The 10 Worst Metallica Songs
A Metallica playlist which should be dressed in a heavy coat and thrown into the ocean
There’s no denying the sustained influence, impact and importance of Metallica over the last 35 years. They’ve recorded over 150 songs, almost all of which deserve a place in their setlist. It’s an extraordinary hit-rate, but which are their comparative misfires? As usual, covers don’t count (not that any would be eligible), nor do collaborations (Lulu breathes a sigh of relief), and this one might polarise the generations – so if you were introduced to Metallica with Load when you were 12, you might even prefer Ronnie to Metal Militia (bless). Still, here are 10 of the arguably-least-brilliant Metalli-cuts.
10. Where The Wild Things Are
The lyrics and themes of this Reload deep cut – Jason Newsted’s sole co-writing credit from the Load era – suggest a soporific quality, but promising attempts at a subdued nocturnal atmosphere don’t really go anywhere on this uneventful snoozefest. Never played live, it sounds faintly like Metallica sleep-wrote it during a dream in which they were Alice In Chains.
9. Don't Tread On Me
This always stuck out as a rare pile of whiffy American spray cheese among the sublime, hallowed grooves of The Black Album. From the cringeworthy appropriation of Leonard Bernstein’s jaunty America melody from West Side Story, to the flag-waving World Police lyrics, no wonder Hetfield once confessed to Playboy that this was “not one of my favourites”.
With its squeaky, skronky comedy riff and Hetfield’s grumbling hillbilly spoken word section, this arid, sub-Skynyrd, faux-Southern shuffle was one of the most controversial and laughable tracks on Load, not least because the new-look Metallicats had written a song called Ronnie. What next, Slayer doing a track called Barry? Exodus naming a song Dave? Anaal Nathrakh releasing a Keith seven-inch? We'll stop.
7. Hate Train
The risibly-titled Hate Train sounds like it was put together by a computer using a Metallica song algorithm app; Fuel is the obvious template for the vehicular riff, but the whole song sounds over-familiar and under-written, the Beyond Magnetic opener raising suspicions that the EP was a recycling bin for rightly rejected album material.
In 1996, Load was an instantly divisive album (largely thanks to the dolled-up inlay photos), but many initially reviled songs have justly settled into post-thrash Metalli-classics. Never played live, Cure doesn’t egregiously soil the band’s mid-90s legacy, but it does nothing new or interesting, a nondescript plodder padding the CD out to maximum length.
5. The Unforgiven III
The Unforgiven II has many detractors, but it just about managed to subtly interweave themes from the original into a distinct but complementary musical setting. Whereas this Death Magnetic momentum-sapper is connected to the earlier songs in name only, seemingly used as a hook to artificially breathe life into an otherwise forgettable, pedestrian ballad with over-eager soloing.

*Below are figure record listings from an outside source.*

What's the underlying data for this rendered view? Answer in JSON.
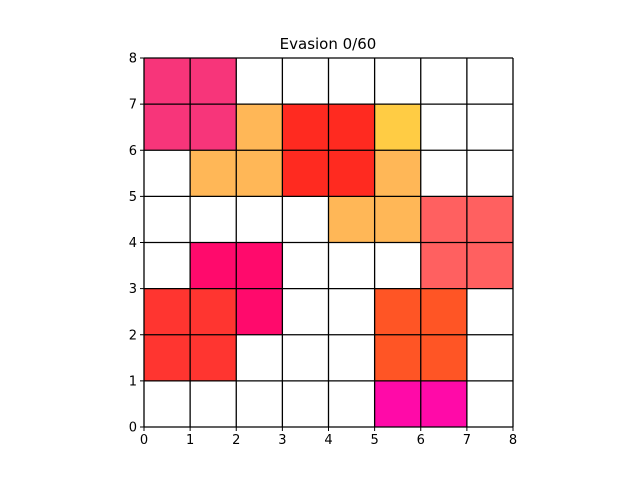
{
  "title": "Evasion 0/60",
  "grid": {
    "cols": 8,
    "rows": 8,
    "x_ticks": [
      "0",
      "1",
      "2",
      "3",
      "4",
      "5",
      "6",
      "7",
      "8"
    ],
    "y_ticks": [
      "0",
      "1",
      "2",
      "3",
      "4",
      "5",
      "6",
      "7",
      "8"
    ],
    "line_color": "#000000",
    "empty_color": "#ffffff"
  },
  "pieces": [
    {
      "name": "pink-block",
      "color": "#f7357a",
      "cells": [
        [
          0,
          6
        ],
        [
          1,
          6
        ],
        [
          0,
          7
        ],
        [
          1,
          7
        ]
      ]
    },
    {
      "name": "light-orange-block",
      "color": "#ffb757",
      "cells": [
        [
          2,
          6
        ],
        [
          1,
          5
        ],
        [
          2,
          5
        ]
      ]
    },
    {
      "name": "red-block",
      "color": "#ff2a20",
      "cells": [
        [
          3,
          6
        ],
        [
          4,
          6
        ],
        [
          3,
          5
        ],
        [
          4,
          5
        ]
      ]
    },
    {
      "name": "yellow-block",
      "color": "#ffcc44",
      "cells": [
        [
          5,
          6
        ]
      ]
    },
    {
      "name": "orange-block-center",
      "color": "#ffb757",
      "cells": [
        [
          5,
          5
        ],
        [
          4,
          4
        ],
        [
          5,
          4
        ]
      ]
    },
    {
      "name": "salmon-block",
      "color": "#ff6060",
      "cells": [
        [
          6,
          4
        ],
        [
          7,
          4
        ],
        [
          6,
          3
        ],
        [
          7,
          3
        ]
      ]
    },
    {
      "name": "magenta-block",
      "color": "#ff0a6c",
      "cells": [
        [
          1,
          3
        ],
        [
          2,
          3
        ],
        [
          2,
          2
        ]
      ]
    },
    {
      "name": "crimson-block",
      "color": "#ff3530",
      "cells": [
        [
          0,
          2
        ],
        [
          1,
          2
        ],
        [
          0,
          1
        ],
        [
          1,
          1
        ]
      ]
    },
    {
      "name": "vermilion-block",
      "color": "#ff5525",
      "cells": [
        [
          5,
          2
        ],
        [
          6,
          2
        ],
        [
          5,
          1
        ],
        [
          6,
          1
        ]
      ]
    },
    {
      "name": "fuchsia-block",
      "color": "#ff0aa8",
      "cells": [
        [
          5,
          0
        ],
        [
          6,
          0
        ]
      ]
    }
  ]
}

If you haven’t dug out Reload for a few years, you’ve probably forgotten this song ever existed. It sounds like Metallica had by this point played Enter Sandman so many times, its riff embedded so deep in their psyche, that it subconsciously re-emerged in another form without any of them noticing, albeit lazily snapped off and tossed away.
3. Some Kind Of Monster
St Anger quickly became Metallica’s easiest target, with its ‘trash can drums’ and the well-documented mid-life crisis that coloured its creation, but the impulse to reach for new ideas and sounds was grudgingly admirable. This song, however, trudged in circles for a pointlessly bloated run-time, with bog-standard sub-Load riffs, lumpen arrangements and a weak afterthought of a chorus.
2. I Disappear
A thin, simplistic and repetitive smear of corporate rock mediocrity, from the sloppy, lightweight alt-rock riffing and interminable wah-wah to the over-processed redneck vocals and witless “hey hey hey” lyrics – although entirely appropriate for the soundtrack of a lobotomised Hollywood blockbuster. Jason Newsted disappeared shortly after I Disappear’s release, and who can blame him?
1. Invisible Kid
Pacing goes astray again on this ungainly St Anger low-point, aimlessly meandering for eight-and-a-half minutes with some of Metallica’s dumbest, dullest, most disposable riffs. James’ vocal melody sounds like he’s hastily improvising a fragment of an idea into a dictaphone, and his voice sounds unrecognisably weak and silly on the line “Ooh, what a quiet boy you are”.